Voyager 1 and its twin Voyager 2 were launched within three weeks of each other in the summer of 1977. Their primary mission was to investigate the outer planets of the solar system. For Voyager 1, that included Jupiter, Saturn and Saturn's large moon Titan. Voyager 2 skipped Titan but went on to rendezvous with Uranus and Neptune. Because of scientists' great interest in Titan, the trajectory of Voyager 1 included a close flyby of the moon, precluding visits to Uranus, Neptune or Pluto. (Pluto had to wait until 2015 to be visited by NASA's New Horizons spacecraft.)

Voyager 1 made spectacular flybys, first of Jupiter, then — 20 months later — of Saturn and Titan, which it photographed from just 4,000 miles away (half of Earth's diameter) in November of 1980. After that, it entered what NASA engineers call its "extended mission" — heading out of the solar system into the wild black yonder. Now it's been idle for the last 37 years. The cameras were shut down soon after leaving Saturn to conserve power but several other instruments continued to monitor the solar wind (the stream of charged particles emitted from the sun) and the magnetic field of its environment, sending back information on a daily basis to NASA's Deep Space Network.

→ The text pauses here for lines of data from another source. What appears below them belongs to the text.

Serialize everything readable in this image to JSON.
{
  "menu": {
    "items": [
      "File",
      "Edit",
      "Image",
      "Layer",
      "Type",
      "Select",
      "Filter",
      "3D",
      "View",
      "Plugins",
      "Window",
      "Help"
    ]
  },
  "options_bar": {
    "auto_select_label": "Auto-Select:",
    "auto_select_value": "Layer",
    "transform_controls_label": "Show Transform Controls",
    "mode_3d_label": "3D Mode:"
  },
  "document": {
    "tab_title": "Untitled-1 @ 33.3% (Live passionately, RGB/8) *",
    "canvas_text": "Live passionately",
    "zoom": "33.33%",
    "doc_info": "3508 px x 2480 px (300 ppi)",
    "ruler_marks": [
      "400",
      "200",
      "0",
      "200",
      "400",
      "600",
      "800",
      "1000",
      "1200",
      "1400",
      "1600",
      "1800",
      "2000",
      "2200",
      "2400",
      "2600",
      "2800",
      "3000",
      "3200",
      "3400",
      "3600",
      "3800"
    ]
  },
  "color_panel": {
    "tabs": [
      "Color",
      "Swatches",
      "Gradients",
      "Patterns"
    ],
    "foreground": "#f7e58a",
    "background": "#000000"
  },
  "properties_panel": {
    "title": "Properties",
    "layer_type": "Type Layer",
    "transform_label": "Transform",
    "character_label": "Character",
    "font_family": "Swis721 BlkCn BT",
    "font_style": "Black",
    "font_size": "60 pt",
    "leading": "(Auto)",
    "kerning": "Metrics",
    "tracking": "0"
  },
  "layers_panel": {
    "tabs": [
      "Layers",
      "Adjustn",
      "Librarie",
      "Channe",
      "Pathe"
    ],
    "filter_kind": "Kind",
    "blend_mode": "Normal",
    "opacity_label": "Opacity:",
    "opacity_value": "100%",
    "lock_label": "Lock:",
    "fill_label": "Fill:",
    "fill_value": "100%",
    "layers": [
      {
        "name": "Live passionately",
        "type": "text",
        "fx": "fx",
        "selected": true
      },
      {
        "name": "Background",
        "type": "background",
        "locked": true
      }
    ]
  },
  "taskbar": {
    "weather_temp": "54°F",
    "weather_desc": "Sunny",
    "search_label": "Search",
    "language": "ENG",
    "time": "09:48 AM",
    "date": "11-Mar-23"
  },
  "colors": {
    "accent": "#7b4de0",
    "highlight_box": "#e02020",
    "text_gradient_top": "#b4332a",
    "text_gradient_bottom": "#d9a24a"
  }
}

Voyager 1 is now in interstellar space, having crossed the "heliopause" (the boundary where the solar wind comes up against the interstellar medium) five years ago. At 13 billion miles away, not only is it the farthest object we've sent into space — it takes radio waves nearly 20 hours to travel from it to Earth — but it's also the fastest, traveling about 11 miles every second (think Eureka to New York in four minutes). Because it's so far away, those faint radio waves have to be tightly aimed back to Earth, meaning that the spacecraft orientation has to be regularly adjusted. Until now, four other attitude control thrusters have been doing that job, but they've been degrading and now the other four TCM thrusters — originally used to change the craft's trajectory — have been brought into service.

No mean feat! The Voyager team based at NASA's Jet Propulsion Laboratory in Pasadena had to dig up 40-year-old data and decode outdated assembler language in order to send instructions to awaken the long-dormant thrusters. Each of the four thrusters worked immediately. According to one of the engineers responsible, Todd Barber, "The Voyager team got more excited each time with each milestone in the thruster test. The mood was one of relief, joy and incredulity after witnessing these well-rested thrusters pick up the baton as if no time had passed at all." As a result, Voyager 1 has been given an extra two-to-three years of actively communicating with Earth.

For a craft built in the mid-1970s, one that used software from before the advent of personal computers, Voyager's new lease on life is a triumph of engineering and a testament to the robust design incorporated into this little machine. As I titled a presentation I used to give soon after the heady days of the Jupiter and Saturn flybys, this is truly "The Little Spacecraft that Could."